One of the insights of social psychology is that we each construct our own “history” of events and facts in our lives which leads us to label ourselves as victims, survivors, successes, failures, etc., and that self-labeling directs our future actions to perpetuate itself. Victims remain victims, survivors somehow manage to survive. The psychologist Eric Bern used to say that some people without money are “poor” while others are “temporarily without funds”; poorness and richness are states of mind, not factual conditions. So, often, is hostility.  An analogous, though obviously not exact, interpretation can be applied to our views of the various messes around the world.  John McCain seems to sense every situation as an opportunity for a good fight, John Kerry as an opportunity for a negotiation.  Over time negotiations may lead to more problem resolutions than do fights, though on occasion fights are necessary.  Viewing yourself, as Netanyahu seems to, as a permanent target of a permanently hostile Iran does not lead to resolution other than by total destruction of at least one of the opponents. Both Israel and Persia have been around a very long time, living along side each other sometimes amicably – after all, it was Persia which returned the Hebrews to Israel after their exile by Babylon, and it was Islam which provided refuge for Jews persecuted in Europe during the Middle Ages; it’s quite unlikely that either party will disappear. Current hostilities will pass; it’s a matter of how best to make that happen. The new Finance Minister of Greece has been described as a highly skilled professional making inroads into a disastrous European financial mess, or as an idiot on a fools errand, depending on which school of economics claims your allegiance.  The same can be said for Angela Merkel.

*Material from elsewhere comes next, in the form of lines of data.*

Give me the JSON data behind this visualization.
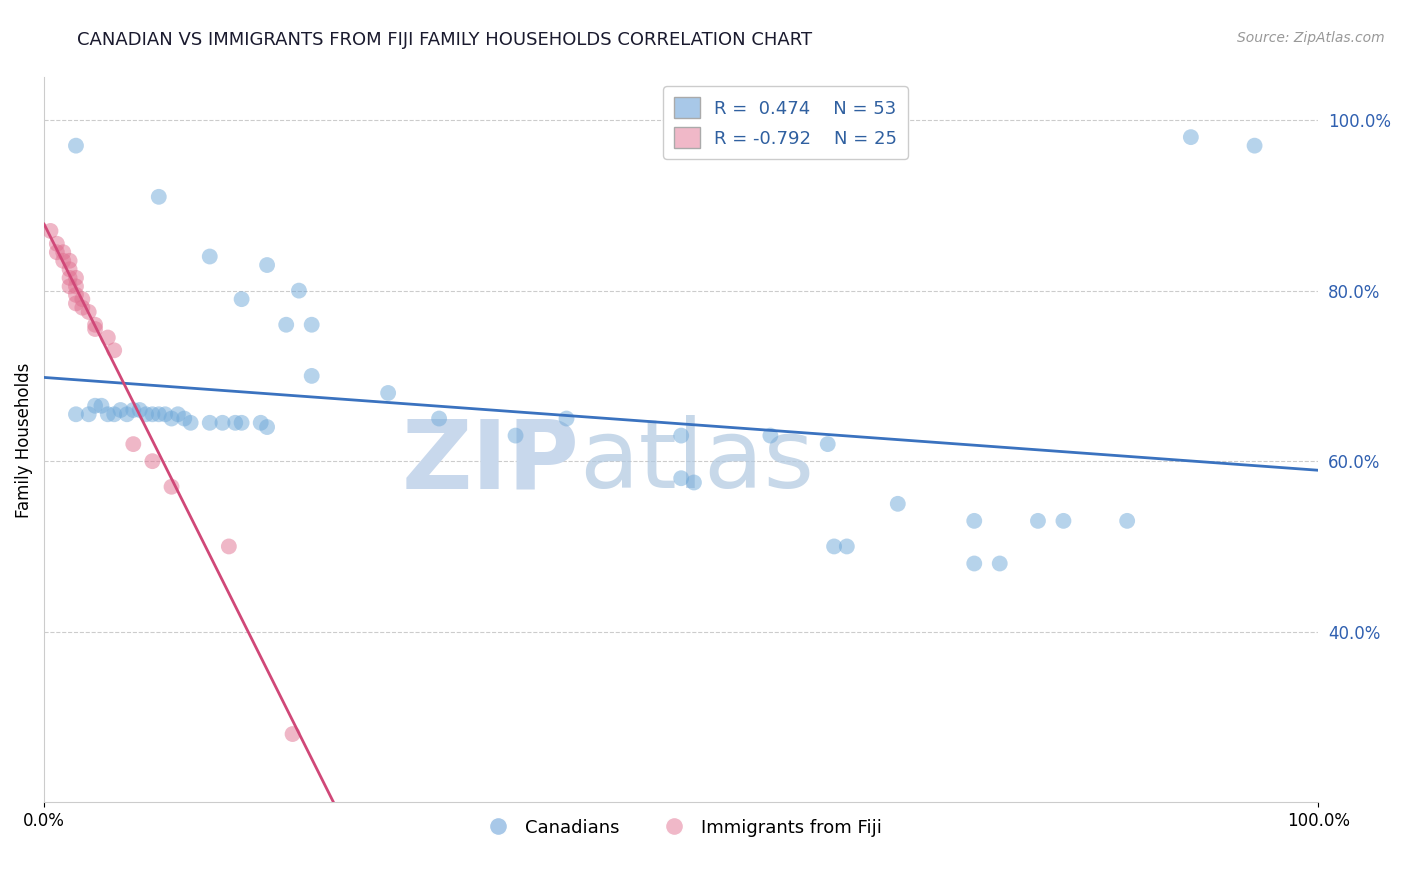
{
  "title": "CANADIAN VS IMMIGRANTS FROM FIJI FAMILY HOUSEHOLDS CORRELATION CHART",
  "source_text": "Source: ZipAtlas.com",
  "ylabel": "Family Households",
  "r_blue": 0.474,
  "n_blue": 53,
  "r_pink": -0.792,
  "n_pink": 25,
  "blue_points": [
    [
      0.025,
      0.97
    ],
    [
      0.09,
      0.91
    ],
    [
      0.13,
      0.84
    ],
    [
      0.155,
      0.79
    ],
    [
      0.175,
      0.83
    ],
    [
      0.19,
      0.76
    ],
    [
      0.2,
      0.8
    ],
    [
      0.21,
      0.76
    ],
    [
      0.025,
      0.655
    ],
    [
      0.035,
      0.655
    ],
    [
      0.04,
      0.665
    ],
    [
      0.045,
      0.665
    ],
    [
      0.05,
      0.655
    ],
    [
      0.055,
      0.655
    ],
    [
      0.06,
      0.66
    ],
    [
      0.065,
      0.655
    ],
    [
      0.07,
      0.66
    ],
    [
      0.075,
      0.66
    ],
    [
      0.08,
      0.655
    ],
    [
      0.085,
      0.655
    ],
    [
      0.09,
      0.655
    ],
    [
      0.095,
      0.655
    ],
    [
      0.1,
      0.65
    ],
    [
      0.105,
      0.655
    ],
    [
      0.11,
      0.65
    ],
    [
      0.115,
      0.645
    ],
    [
      0.13,
      0.645
    ],
    [
      0.14,
      0.645
    ],
    [
      0.15,
      0.645
    ],
    [
      0.155,
      0.645
    ],
    [
      0.17,
      0.645
    ],
    [
      0.175,
      0.64
    ],
    [
      0.21,
      0.7
    ],
    [
      0.27,
      0.68
    ],
    [
      0.31,
      0.65
    ],
    [
      0.37,
      0.63
    ],
    [
      0.41,
      0.65
    ],
    [
      0.5,
      0.63
    ],
    [
      0.5,
      0.58
    ],
    [
      0.51,
      0.575
    ],
    [
      0.57,
      0.63
    ],
    [
      0.615,
      0.62
    ],
    [
      0.62,
      0.5
    ],
    [
      0.63,
      0.5
    ],
    [
      0.67,
      0.55
    ],
    [
      0.73,
      0.53
    ],
    [
      0.73,
      0.48
    ],
    [
      0.75,
      0.48
    ],
    [
      0.78,
      0.53
    ],
    [
      0.8,
      0.53
    ],
    [
      0.85,
      0.53
    ],
    [
      0.9,
      0.98
    ],
    [
      0.95,
      0.97
    ]
  ],
  "pink_points": [
    [
      0.005,
      0.87
    ],
    [
      0.01,
      0.855
    ],
    [
      0.01,
      0.845
    ],
    [
      0.015,
      0.845
    ],
    [
      0.015,
      0.835
    ],
    [
      0.02,
      0.835
    ],
    [
      0.02,
      0.825
    ],
    [
      0.02,
      0.815
    ],
    [
      0.02,
      0.805
    ],
    [
      0.025,
      0.815
    ],
    [
      0.025,
      0.805
    ],
    [
      0.025,
      0.795
    ],
    [
      0.025,
      0.785
    ],
    [
      0.03,
      0.79
    ],
    [
      0.03,
      0.78
    ],
    [
      0.035,
      0.775
    ],
    [
      0.04,
      0.76
    ],
    [
      0.04,
      0.755
    ],
    [
      0.05,
      0.745
    ],
    [
      0.055,
      0.73
    ],
    [
      0.07,
      0.62
    ],
    [
      0.085,
      0.6
    ],
    [
      0.1,
      0.57
    ],
    [
      0.145,
      0.5
    ],
    [
      0.195,
      0.28
    ]
  ],
  "watermark_zip": "ZIP",
  "watermark_atlas": "atlas",
  "watermark_color": "#c8d8ec",
  "background_color": "#ffffff",
  "title_color": "#1a1a2e",
  "blue_dot_color": "#6fa8d8",
  "pink_dot_color": "#e07090",
  "blue_line_color": "#3a72bf",
  "pink_line_color": "#d04878",
  "blue_patch_color": "#a8c8e8",
  "pink_patch_color": "#f0b8c8",
  "grid_color": "#cccccc",
  "legend_text_color": "#3060a0",
  "right_yaxis_color": "#3060b0",
  "source_color": "#999999",
  "bottom_legend_color": "#000000",
  "ylim_min": 0.2,
  "ylim_max": 1.05,
  "grid_vals": [
    0.4,
    0.6,
    0.8,
    1.0
  ]
}
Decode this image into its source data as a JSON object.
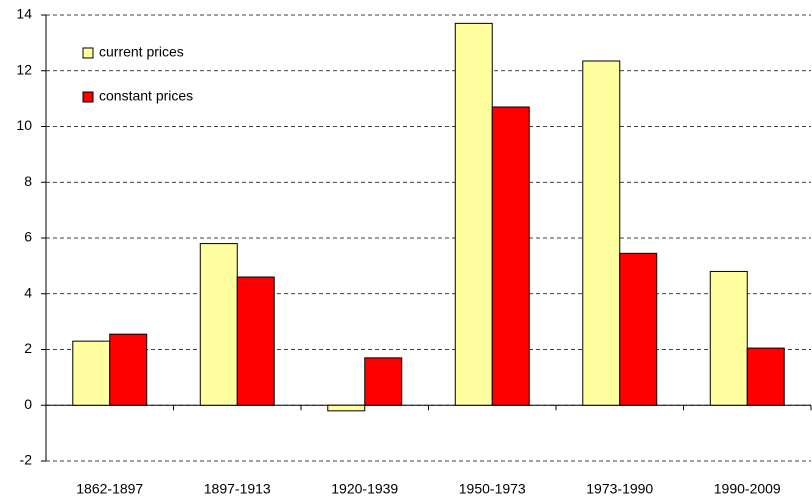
{
  "chart_data": {
    "type": "bar",
    "categories": [
      "1862-1897",
      "1897-1913",
      "1920-1939",
      "1950-1973",
      "1973-1990",
      "1990-2009"
    ],
    "series": [
      {
        "name": "current prices",
        "color": "#ffffa0",
        "values": [
          2.3,
          5.8,
          -0.2,
          13.7,
          12.35,
          4.8
        ]
      },
      {
        "name": "constant prices",
        "color": "#ff0000",
        "values": [
          2.55,
          4.6,
          1.7,
          10.7,
          5.45,
          2.05
        ]
      }
    ],
    "ylim": [
      -2,
      14
    ],
    "yticks": [
      -2,
      0,
      2,
      4,
      6,
      8,
      10,
      12,
      14
    ],
    "grid": true,
    "legend": "upper left"
  }
}
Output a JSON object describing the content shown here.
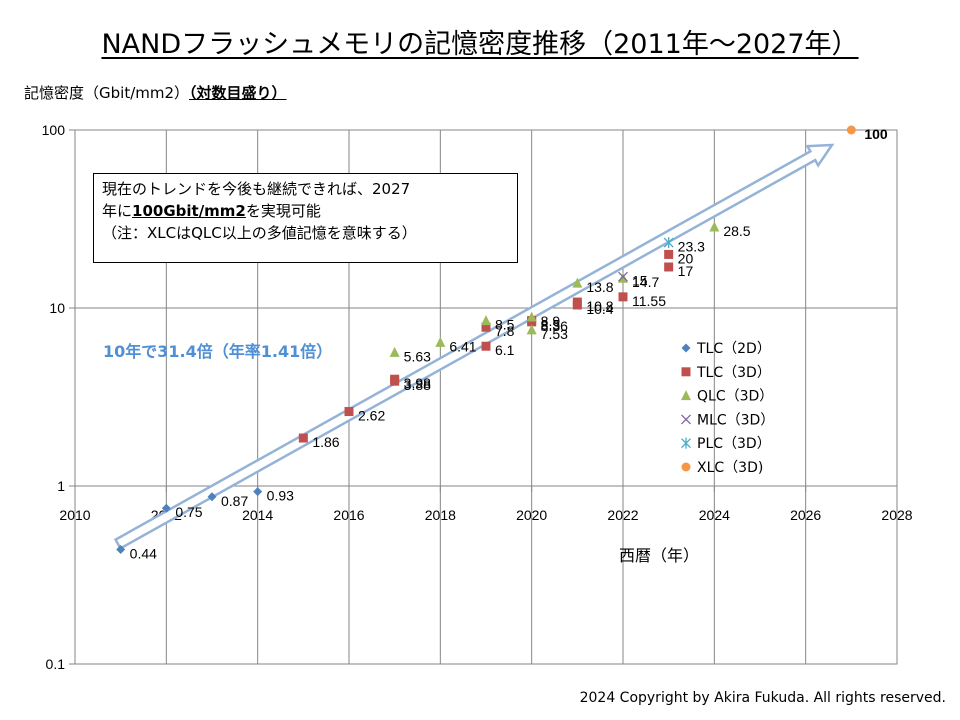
{
  "chart_data": {
    "type": "scatter",
    "title": "NANDフラッシュメモリの記憶密度推移（2011年～2027年）",
    "ylabel": "記憶密度（Gbit/mm2）",
    "ylabel_note": "（対数目盛り）",
    "xlabel": "西暦（年）",
    "xlim": [
      2010,
      2028
    ],
    "ylim": [
      0.1,
      100
    ],
    "yscale": "log",
    "x_ticks": [
      "2010",
      "2012",
      "2014",
      "2016",
      "2018",
      "2020",
      "2022",
      "2024",
      "2026",
      "2028"
    ],
    "y_ticks": [
      "0.1",
      "1",
      "10",
      "100"
    ],
    "grid": "vertical and horizontal",
    "legend_position": "right",
    "series": [
      {
        "name": "TLC（2D）",
        "marker": "diamond",
        "color": "#4f81bd",
        "points": [
          {
            "x": 2011,
            "y": 0.44,
            "label": "0.44"
          },
          {
            "x": 2012,
            "y": 0.75,
            "label": "0.75"
          },
          {
            "x": 2013,
            "y": 0.87,
            "label": "0.87"
          },
          {
            "x": 2014,
            "y": 0.93,
            "label": "0.93"
          }
        ]
      },
      {
        "name": "TLC（3D）",
        "marker": "square",
        "color": "#c0504d",
        "points": [
          {
            "x": 2015,
            "y": 1.86,
            "label": "1.86"
          },
          {
            "x": 2016,
            "y": 2.62,
            "label": "2.62"
          },
          {
            "x": 2017,
            "y": 3.98,
            "label": "3.98"
          },
          {
            "x": 2017,
            "y": 3.88,
            "label": "3.88"
          },
          {
            "x": 2019,
            "y": 7.8,
            "label": "7.8"
          },
          {
            "x": 2019,
            "y": 6.1,
            "label": "6.1"
          },
          {
            "x": 2020,
            "y": 8.36,
            "label": "8.36"
          },
          {
            "x": 2020,
            "y": 8.5,
            "label": "8.5"
          },
          {
            "x": 2021,
            "y": 10.8,
            "label": "10.8"
          },
          {
            "x": 2021,
            "y": 10.4,
            "label": "10.4"
          },
          {
            "x": 2022,
            "y": 11.55,
            "label": "11.55"
          },
          {
            "x": 2023,
            "y": 20,
            "label": "20"
          },
          {
            "x": 2023,
            "y": 17,
            "label": "17"
          }
        ]
      },
      {
        "name": "QLC（3D）",
        "marker": "triangle",
        "color": "#9bbb59",
        "points": [
          {
            "x": 2017,
            "y": 5.63,
            "label": "5.63"
          },
          {
            "x": 2018,
            "y": 6.41,
            "label": "6.41"
          },
          {
            "x": 2019,
            "y": 8.5,
            "label": "8.5"
          },
          {
            "x": 2020,
            "y": 8.9,
            "label": "8.9"
          },
          {
            "x": 2020,
            "y": 7.53,
            "label": "7.53"
          },
          {
            "x": 2021,
            "y": 13.8,
            "label": "13.8"
          },
          {
            "x": 2022,
            "y": 14.7,
            "label": "14.7"
          },
          {
            "x": 2024,
            "y": 28.5,
            "label": "28.5"
          }
        ]
      },
      {
        "name": "MLC（3D）",
        "marker": "x",
        "color": "#8064a2",
        "points": [
          {
            "x": 2022,
            "y": 15,
            "label": "15"
          }
        ]
      },
      {
        "name": "PLC（3D）",
        "marker": "star",
        "color": "#4bacc6",
        "points": [
          {
            "x": 2023,
            "y": 23.3,
            "label": "23.3"
          }
        ]
      },
      {
        "name": "XLC（3D)",
        "marker": "circle",
        "color": "#f79646",
        "points": [
          {
            "x": 2027,
            "y": 100,
            "label": "100"
          }
        ]
      }
    ],
    "annotations": {
      "note_line1": "現在のトレンドを今後も継続できれば、2027",
      "note_line2_pre": "年に",
      "note_line2_bold": "100Gbit/mm2",
      "note_line2_post": "を実現可能",
      "note_line3": "（注：XLCはQLC以上の多値記憶を意味する）",
      "trend_label": "10年で31.4倍（年率1.41倍）"
    }
  },
  "footer": {
    "copyright": "2024 Copyright by Akira Fukuda. All rights reserved."
  }
}
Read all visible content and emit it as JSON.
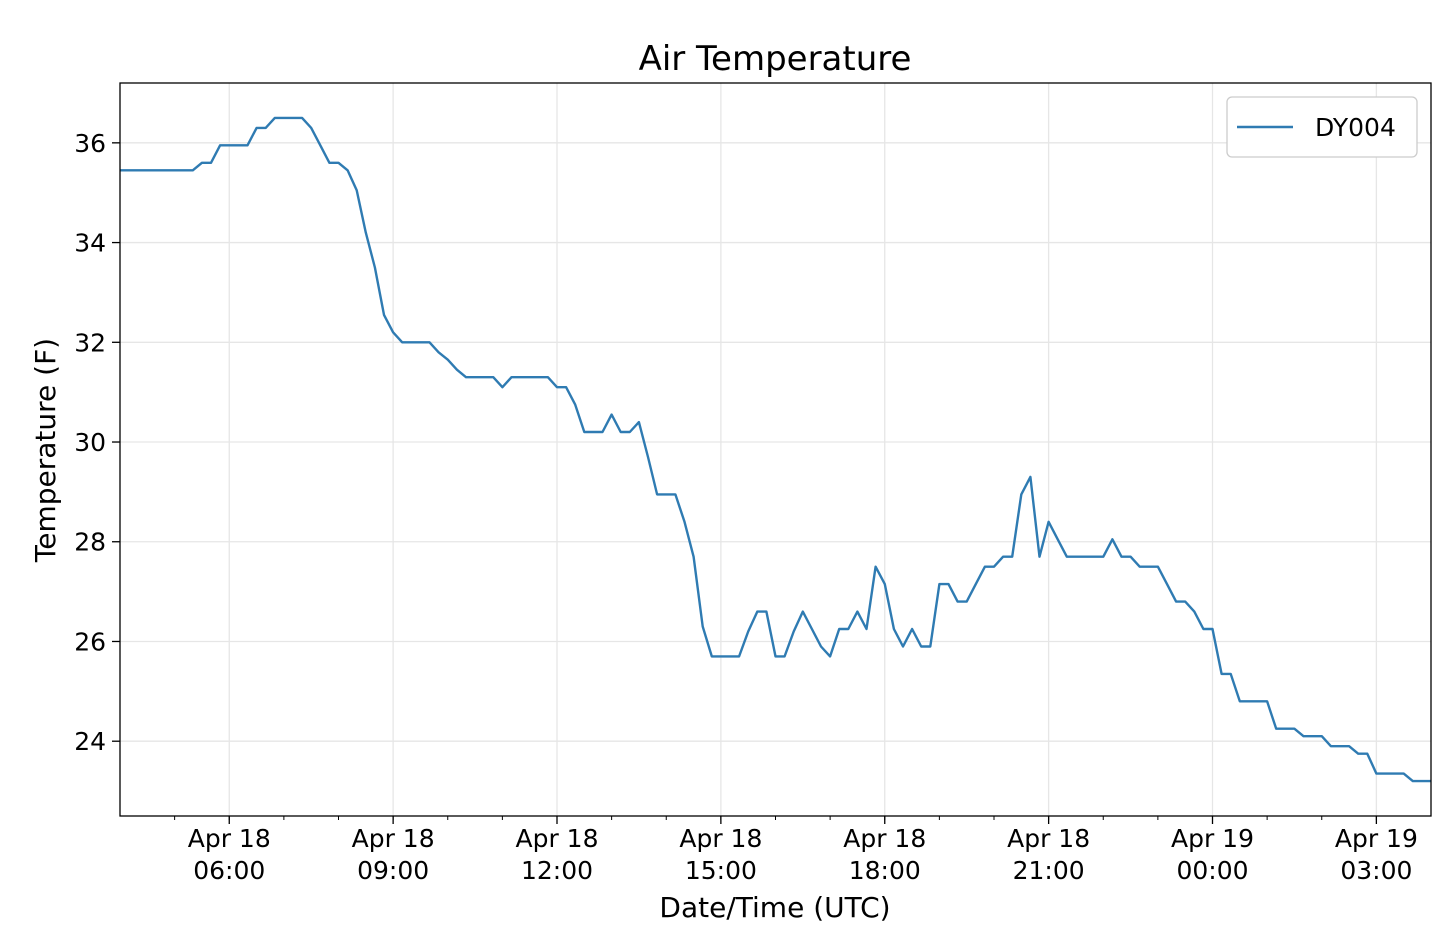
{
  "chart_data": {
    "type": "line",
    "title": "Air Temperature",
    "xlabel": "Date/Time (UTC)",
    "ylabel": "Temperature (F)",
    "x_unit": "UTC datetime",
    "xlim": [
      "2019-04-18T04:00",
      "2019-04-19T04:00"
    ],
    "ylim": [
      22.5,
      37.2
    ],
    "grid": true,
    "legend_position": "top-right",
    "x_major_ticks": [
      {
        "at": "2019-04-18T06:00",
        "label": [
          "Apr 18",
          "06:00"
        ]
      },
      {
        "at": "2019-04-18T09:00",
        "label": [
          "Apr 18",
          "09:00"
        ]
      },
      {
        "at": "2019-04-18T12:00",
        "label": [
          "Apr 18",
          "12:00"
        ]
      },
      {
        "at": "2019-04-18T15:00",
        "label": [
          "Apr 18",
          "15:00"
        ]
      },
      {
        "at": "2019-04-18T18:00",
        "label": [
          "Apr 18",
          "18:00"
        ]
      },
      {
        "at": "2019-04-18T21:00",
        "label": [
          "Apr 18",
          "21:00"
        ]
      },
      {
        "at": "2019-04-19T00:00",
        "label": [
          "Apr 19",
          "00:00"
        ]
      },
      {
        "at": "2019-04-19T03:00",
        "label": [
          "Apr 19",
          "03:00"
        ]
      }
    ],
    "y_ticks": [
      24,
      26,
      28,
      30,
      32,
      34,
      36
    ],
    "series": [
      {
        "name": "DY004",
        "color": "#2f7bb2",
        "points": [
          [
            "2019-04-18T04:00",
            35.45
          ],
          [
            "2019-04-18T05:20",
            35.45
          ],
          [
            "2019-04-18T05:30",
            35.6
          ],
          [
            "2019-04-18T05:40",
            35.6
          ],
          [
            "2019-04-18T05:50",
            35.95
          ],
          [
            "2019-04-18T06:20",
            35.95
          ],
          [
            "2019-04-18T06:30",
            36.3
          ],
          [
            "2019-04-18T06:40",
            36.3
          ],
          [
            "2019-04-18T06:50",
            36.5
          ],
          [
            "2019-04-18T07:20",
            36.5
          ],
          [
            "2019-04-18T07:30",
            36.3
          ],
          [
            "2019-04-18T07:40",
            35.95
          ],
          [
            "2019-04-18T07:50",
            35.6
          ],
          [
            "2019-04-18T08:00",
            35.6
          ],
          [
            "2019-04-18T08:10",
            35.45
          ],
          [
            "2019-04-18T08:20",
            35.05
          ],
          [
            "2019-04-18T08:30",
            34.2
          ],
          [
            "2019-04-18T08:40",
            33.5
          ],
          [
            "2019-04-18T08:50",
            32.55
          ],
          [
            "2019-04-18T09:00",
            32.2
          ],
          [
            "2019-04-18T09:10",
            32.0
          ],
          [
            "2019-04-18T09:40",
            32.0
          ],
          [
            "2019-04-18T09:50",
            31.8
          ],
          [
            "2019-04-18T10:00",
            31.65
          ],
          [
            "2019-04-18T10:10",
            31.45
          ],
          [
            "2019-04-18T10:20",
            31.3
          ],
          [
            "2019-04-18T10:50",
            31.3
          ],
          [
            "2019-04-18T11:00",
            31.1
          ],
          [
            "2019-04-18T11:10",
            31.3
          ],
          [
            "2019-04-18T11:50",
            31.3
          ],
          [
            "2019-04-18T12:00",
            31.1
          ],
          [
            "2019-04-18T12:10",
            31.1
          ],
          [
            "2019-04-18T12:20",
            30.75
          ],
          [
            "2019-04-18T12:30",
            30.2
          ],
          [
            "2019-04-18T12:50",
            30.2
          ],
          [
            "2019-04-18T13:00",
            30.55
          ],
          [
            "2019-04-18T13:10",
            30.2
          ],
          [
            "2019-04-18T13:20",
            30.2
          ],
          [
            "2019-04-18T13:30",
            30.4
          ],
          [
            "2019-04-18T13:40",
            29.7
          ],
          [
            "2019-04-18T13:50",
            28.95
          ],
          [
            "2019-04-18T14:10",
            28.95
          ],
          [
            "2019-04-18T14:20",
            28.4
          ],
          [
            "2019-04-18T14:30",
            27.7
          ],
          [
            "2019-04-18T14:40",
            26.3
          ],
          [
            "2019-04-18T14:50",
            25.7
          ],
          [
            "2019-04-18T15:20",
            25.7
          ],
          [
            "2019-04-18T15:30",
            26.2
          ],
          [
            "2019-04-18T15:40",
            26.6
          ],
          [
            "2019-04-18T15:50",
            26.6
          ],
          [
            "2019-04-18T16:00",
            25.7
          ],
          [
            "2019-04-18T16:10",
            25.7
          ],
          [
            "2019-04-18T16:20",
            26.2
          ],
          [
            "2019-04-18T16:30",
            26.6
          ],
          [
            "2019-04-18T16:40",
            26.25
          ],
          [
            "2019-04-18T16:50",
            25.9
          ],
          [
            "2019-04-18T17:00",
            25.7
          ],
          [
            "2019-04-18T17:10",
            26.25
          ],
          [
            "2019-04-18T17:20",
            26.25
          ],
          [
            "2019-04-18T17:30",
            26.6
          ],
          [
            "2019-04-18T17:40",
            26.25
          ],
          [
            "2019-04-18T17:50",
            27.5
          ],
          [
            "2019-04-18T18:00",
            27.15
          ],
          [
            "2019-04-18T18:10",
            26.25
          ],
          [
            "2019-04-18T18:20",
            25.9
          ],
          [
            "2019-04-18T18:30",
            26.25
          ],
          [
            "2019-04-18T18:40",
            25.9
          ],
          [
            "2019-04-18T18:50",
            25.9
          ],
          [
            "2019-04-18T19:00",
            27.15
          ],
          [
            "2019-04-18T19:10",
            27.15
          ],
          [
            "2019-04-18T19:20",
            26.8
          ],
          [
            "2019-04-18T19:30",
            26.8
          ],
          [
            "2019-04-18T19:40",
            27.15
          ],
          [
            "2019-04-18T19:50",
            27.5
          ],
          [
            "2019-04-18T20:00",
            27.5
          ],
          [
            "2019-04-18T20:10",
            27.7
          ],
          [
            "2019-04-18T20:20",
            27.7
          ],
          [
            "2019-04-18T20:30",
            28.95
          ],
          [
            "2019-04-18T20:40",
            29.3
          ],
          [
            "2019-04-18T20:50",
            27.7
          ],
          [
            "2019-04-18T21:00",
            28.4
          ],
          [
            "2019-04-18T21:10",
            28.05
          ],
          [
            "2019-04-18T21:20",
            27.7
          ],
          [
            "2019-04-18T22:00",
            27.7
          ],
          [
            "2019-04-18T22:10",
            28.05
          ],
          [
            "2019-04-18T22:20",
            27.7
          ],
          [
            "2019-04-18T22:30",
            27.7
          ],
          [
            "2019-04-18T22:40",
            27.5
          ],
          [
            "2019-04-18T23:00",
            27.5
          ],
          [
            "2019-04-18T23:10",
            27.15
          ],
          [
            "2019-04-18T23:20",
            26.8
          ],
          [
            "2019-04-18T23:30",
            26.8
          ],
          [
            "2019-04-18T23:40",
            26.6
          ],
          [
            "2019-04-18T23:50",
            26.25
          ],
          [
            "2019-04-19T00:00",
            26.25
          ],
          [
            "2019-04-19T00:10",
            25.35
          ],
          [
            "2019-04-19T00:20",
            25.35
          ],
          [
            "2019-04-19T00:30",
            24.8
          ],
          [
            "2019-04-19T01:00",
            24.8
          ],
          [
            "2019-04-19T01:10",
            24.25
          ],
          [
            "2019-04-19T01:30",
            24.25
          ],
          [
            "2019-04-19T01:40",
            24.1
          ],
          [
            "2019-04-19T02:00",
            24.1
          ],
          [
            "2019-04-19T02:10",
            23.9
          ],
          [
            "2019-04-19T02:30",
            23.9
          ],
          [
            "2019-04-19T02:40",
            23.75
          ],
          [
            "2019-04-19T02:50",
            23.75
          ],
          [
            "2019-04-19T03:00",
            23.35
          ],
          [
            "2019-04-19T03:30",
            23.35
          ],
          [
            "2019-04-19T03:40",
            23.2
          ],
          [
            "2019-04-19T04:00",
            23.2
          ]
        ]
      }
    ]
  }
}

In short, we the people, whose views will shape the preferences of the decision makers, are being administered a kind of global Rorschach Test. What we see says as much or more about who we are as it does about what is actually going on. The lives of millions, and of our grandchildren, will be shaped by the images we see in highly ambiguous situations and events. Look closely, and don't be distracted by the shouting. This is a test we don’t want to flunk.